[as of 2015 ]
Population: 8 852 000 (2007)
Lima is the capital and the largest city in Peru. Together with the seaport of Callao it forms a metropolis of almost 10 million people, and a home to 1/3 of Peru’s population. Founded in 1535, the city is notable for its historic legacy. Following uncontrolled urbanization, nowadays the city is surrounded by favelas. Crime expectancy is somewhat high, even though often overstated. Most commercial and cultural activity moved out from the historic Lima city center to safer suburbs of Miraflores and Barranco.
Lima has a rich transit history. However, noawadays aside from a chaotic bus system, the city offers a single metro line, and a single Bus Rapid Transit line.
Operator: Ferrovías (Grupo Emepa)
Track length: 34,6 km. (two-way)
Track gauge: 1 435 mm.
Number of routes: 1
Number of stations: 26
Number of trains: 26
Passengers carried: 124 100 000 annually (2015)
The construction of the Metro Line 1 started 18.10.1986. The line was designed entirely on the surface, mostly on elevated structures. It was officially declared “completed” 28.04.1990, even though only the 9,2 km.-long fragment of the line was built, while the vital segments remained unfinished. Some spotty service commenced, but it was uneconomical due to low ridership, since the metro did not reach niether Central Lima, nor areas of adequate population density. Following the initial “opening”, the new line and the construction site of the unfinished segments were effectively mothballed for many years due to Peru’s economic problems. The 7 Italian-built train sets were placed in storoage.
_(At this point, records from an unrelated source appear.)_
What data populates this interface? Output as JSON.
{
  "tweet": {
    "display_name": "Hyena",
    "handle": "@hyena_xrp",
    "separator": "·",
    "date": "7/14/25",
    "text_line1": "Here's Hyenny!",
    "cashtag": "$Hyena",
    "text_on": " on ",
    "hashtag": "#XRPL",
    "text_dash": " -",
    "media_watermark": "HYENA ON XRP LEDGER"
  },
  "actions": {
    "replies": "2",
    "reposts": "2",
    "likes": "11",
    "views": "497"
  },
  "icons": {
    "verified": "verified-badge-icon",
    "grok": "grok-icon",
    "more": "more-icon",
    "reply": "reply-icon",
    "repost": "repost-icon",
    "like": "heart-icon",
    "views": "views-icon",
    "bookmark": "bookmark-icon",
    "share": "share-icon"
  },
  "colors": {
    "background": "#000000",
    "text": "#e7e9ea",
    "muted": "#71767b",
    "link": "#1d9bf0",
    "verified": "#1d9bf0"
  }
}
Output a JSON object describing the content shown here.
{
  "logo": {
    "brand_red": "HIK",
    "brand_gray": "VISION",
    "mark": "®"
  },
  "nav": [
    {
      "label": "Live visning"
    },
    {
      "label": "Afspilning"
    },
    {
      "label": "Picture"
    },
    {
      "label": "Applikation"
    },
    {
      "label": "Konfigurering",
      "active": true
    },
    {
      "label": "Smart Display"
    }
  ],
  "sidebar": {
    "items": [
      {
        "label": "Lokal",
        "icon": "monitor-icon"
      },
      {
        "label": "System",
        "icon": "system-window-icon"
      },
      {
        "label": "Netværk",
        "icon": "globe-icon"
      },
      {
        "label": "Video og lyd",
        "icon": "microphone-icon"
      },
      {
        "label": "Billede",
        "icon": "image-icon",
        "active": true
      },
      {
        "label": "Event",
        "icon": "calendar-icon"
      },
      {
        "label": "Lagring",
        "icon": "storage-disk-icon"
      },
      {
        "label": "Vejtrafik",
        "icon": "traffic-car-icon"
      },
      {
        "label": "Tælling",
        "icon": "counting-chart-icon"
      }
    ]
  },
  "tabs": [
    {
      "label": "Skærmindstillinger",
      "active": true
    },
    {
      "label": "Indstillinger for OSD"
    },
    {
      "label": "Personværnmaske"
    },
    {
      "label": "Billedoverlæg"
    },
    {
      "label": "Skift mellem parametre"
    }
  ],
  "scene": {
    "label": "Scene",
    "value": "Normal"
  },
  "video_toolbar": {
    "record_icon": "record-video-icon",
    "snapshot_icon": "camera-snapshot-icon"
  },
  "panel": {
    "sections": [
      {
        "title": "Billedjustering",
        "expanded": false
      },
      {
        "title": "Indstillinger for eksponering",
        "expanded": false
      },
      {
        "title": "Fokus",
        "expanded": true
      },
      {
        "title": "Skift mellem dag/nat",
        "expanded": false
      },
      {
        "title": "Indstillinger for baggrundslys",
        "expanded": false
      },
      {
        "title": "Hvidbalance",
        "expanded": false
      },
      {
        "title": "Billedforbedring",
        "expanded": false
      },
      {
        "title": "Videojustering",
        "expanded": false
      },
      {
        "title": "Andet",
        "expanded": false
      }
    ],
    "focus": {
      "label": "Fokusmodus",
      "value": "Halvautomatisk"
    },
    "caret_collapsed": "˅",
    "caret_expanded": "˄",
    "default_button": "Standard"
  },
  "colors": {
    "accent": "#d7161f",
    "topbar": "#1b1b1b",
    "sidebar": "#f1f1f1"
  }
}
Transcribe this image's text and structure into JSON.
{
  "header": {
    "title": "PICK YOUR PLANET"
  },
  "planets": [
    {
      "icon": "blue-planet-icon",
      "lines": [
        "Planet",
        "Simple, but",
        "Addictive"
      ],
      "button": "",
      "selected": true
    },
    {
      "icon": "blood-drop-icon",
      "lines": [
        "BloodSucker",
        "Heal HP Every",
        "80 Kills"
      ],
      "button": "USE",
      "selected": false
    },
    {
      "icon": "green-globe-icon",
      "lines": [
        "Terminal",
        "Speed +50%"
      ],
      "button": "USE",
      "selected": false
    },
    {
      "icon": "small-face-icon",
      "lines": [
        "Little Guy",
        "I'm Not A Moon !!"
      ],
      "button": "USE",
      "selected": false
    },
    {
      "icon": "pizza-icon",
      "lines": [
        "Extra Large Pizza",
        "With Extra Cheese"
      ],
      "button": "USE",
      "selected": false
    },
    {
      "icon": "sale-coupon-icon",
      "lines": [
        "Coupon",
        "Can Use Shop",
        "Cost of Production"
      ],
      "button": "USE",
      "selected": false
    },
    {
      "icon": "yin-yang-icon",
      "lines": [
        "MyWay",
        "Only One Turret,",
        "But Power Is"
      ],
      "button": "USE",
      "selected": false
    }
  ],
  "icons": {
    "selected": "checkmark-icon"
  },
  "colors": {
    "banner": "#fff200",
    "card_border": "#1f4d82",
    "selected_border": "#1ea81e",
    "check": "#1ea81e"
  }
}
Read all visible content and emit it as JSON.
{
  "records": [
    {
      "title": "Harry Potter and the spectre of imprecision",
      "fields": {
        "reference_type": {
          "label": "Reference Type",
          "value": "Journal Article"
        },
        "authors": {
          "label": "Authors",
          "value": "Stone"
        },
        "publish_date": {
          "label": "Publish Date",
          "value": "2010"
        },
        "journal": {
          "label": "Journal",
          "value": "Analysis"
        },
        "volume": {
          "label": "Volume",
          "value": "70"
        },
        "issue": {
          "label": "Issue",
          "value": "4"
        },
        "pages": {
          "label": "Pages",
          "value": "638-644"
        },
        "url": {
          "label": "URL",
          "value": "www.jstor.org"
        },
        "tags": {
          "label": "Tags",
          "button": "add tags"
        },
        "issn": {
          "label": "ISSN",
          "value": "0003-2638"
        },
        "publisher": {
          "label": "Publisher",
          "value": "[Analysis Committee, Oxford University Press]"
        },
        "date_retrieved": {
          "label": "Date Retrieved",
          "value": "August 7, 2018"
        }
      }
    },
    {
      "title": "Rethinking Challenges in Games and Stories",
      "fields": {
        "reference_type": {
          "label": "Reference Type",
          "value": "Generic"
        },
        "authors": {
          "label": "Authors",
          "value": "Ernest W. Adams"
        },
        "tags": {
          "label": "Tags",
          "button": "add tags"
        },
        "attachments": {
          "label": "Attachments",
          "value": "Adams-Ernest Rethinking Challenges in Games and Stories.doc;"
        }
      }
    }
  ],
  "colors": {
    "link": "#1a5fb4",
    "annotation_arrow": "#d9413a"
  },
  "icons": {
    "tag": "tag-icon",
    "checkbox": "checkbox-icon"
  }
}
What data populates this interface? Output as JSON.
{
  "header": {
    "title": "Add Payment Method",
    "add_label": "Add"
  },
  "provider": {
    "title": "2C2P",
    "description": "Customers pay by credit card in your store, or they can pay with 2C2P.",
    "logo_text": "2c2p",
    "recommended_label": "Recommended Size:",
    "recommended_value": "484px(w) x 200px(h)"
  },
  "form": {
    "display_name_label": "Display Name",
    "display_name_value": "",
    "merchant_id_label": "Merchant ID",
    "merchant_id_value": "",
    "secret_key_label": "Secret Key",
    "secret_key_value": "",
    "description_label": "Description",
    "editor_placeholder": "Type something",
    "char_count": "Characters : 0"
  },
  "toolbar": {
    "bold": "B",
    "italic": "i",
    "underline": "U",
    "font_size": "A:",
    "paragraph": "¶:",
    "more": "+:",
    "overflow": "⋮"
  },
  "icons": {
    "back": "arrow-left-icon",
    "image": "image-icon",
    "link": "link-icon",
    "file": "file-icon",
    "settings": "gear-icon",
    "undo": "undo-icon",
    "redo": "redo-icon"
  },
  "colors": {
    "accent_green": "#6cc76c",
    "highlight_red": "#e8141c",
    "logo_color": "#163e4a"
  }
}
The construction was restarted on 02.03.2010. The second phase of the line between Miguel Grau – Villa El Salvadro (which includes the first phase) with 16 stations and totaling 22,2 km. in length was officially inaugurated 11.07.2011. Some limited service commenced 03.01.2012, while the line became fully operational 09.01.2012. The ride was free at first. Commercial operation started on 04.04.2012. The 12,4 km.-long extension to Bayóvar with 10 additional stations opened on 25.07.2014. The construction of the Metro Line 2 was started in 2012. The new 27 km.-long line will be built underground. The project also includes the 8 km.-long Line 4, which will act as a feeder to the Line 2. According to various sources, the construction is expected to be completed anywhere between 2016 and 2019.
The Metro Line 1 operates under conditions of perpetual passenger overload. Trains are crush-loaded starting from outer terminal stations, including weekends. Unscheduled extra trains are dispatched on weekends to alleviate passenger overloads, however, this is done with no regard to evenness of service. The timetable is officially published, but not followed.
Curiously Lima’s first metro line skirts the downtown area, but doesn’t directly serve it. The line traverses predominantly poor neighborhoods, including ghettos surrounding the central Lima, as well as endless shanty towns on the city’s outskirts. The metro system itself is safe, blanketed with many security guards and security cameras. However, wondering outside the metro property is not advisable at stations south of the San Juan Station, and north of the Los Jardines Station. The Gamarra and Nicolás Arriola Stations in the La Victoria neighborhood are located in particularly dangerous. The safest stations to get into the system are between the La Cultura and Los Cabitos Stations. There is no clear applied policy on photography on the system. While in most cases photographers proceed unimpeded, some security guards might choose to abstract photography.
[ 2015 / total ]
: 7 / 7 trains (1990)
Alstom Metropolis S9000 : 19 / 19 trains (2013)
The 7 Italian-built AnsladoBreda MB100 train sets purchased in 1990 were initially used for some spotty operation, but were then placed into prolonged storage. The trains were rehabbed for the re-opening of the system in 2011. The AnsladoBreda trains are operated on weekdays only.
Bus Rapit Transit
Lima’s most viable north – south transit corridor between Independencia – Central Lima – Miraflores – Barranco – Chrorrillos by the Bus Rapid Transit line, called El Metropolitano. The 33 km.-long line was opened in 10.2010. The system is critically crushloaded and overworked at all times, as the BRT technology simply cannot cope with current passenger demands. In order to alleviate extreme loads 3 service variants are operated along the same corridor, each with different stopping patterns.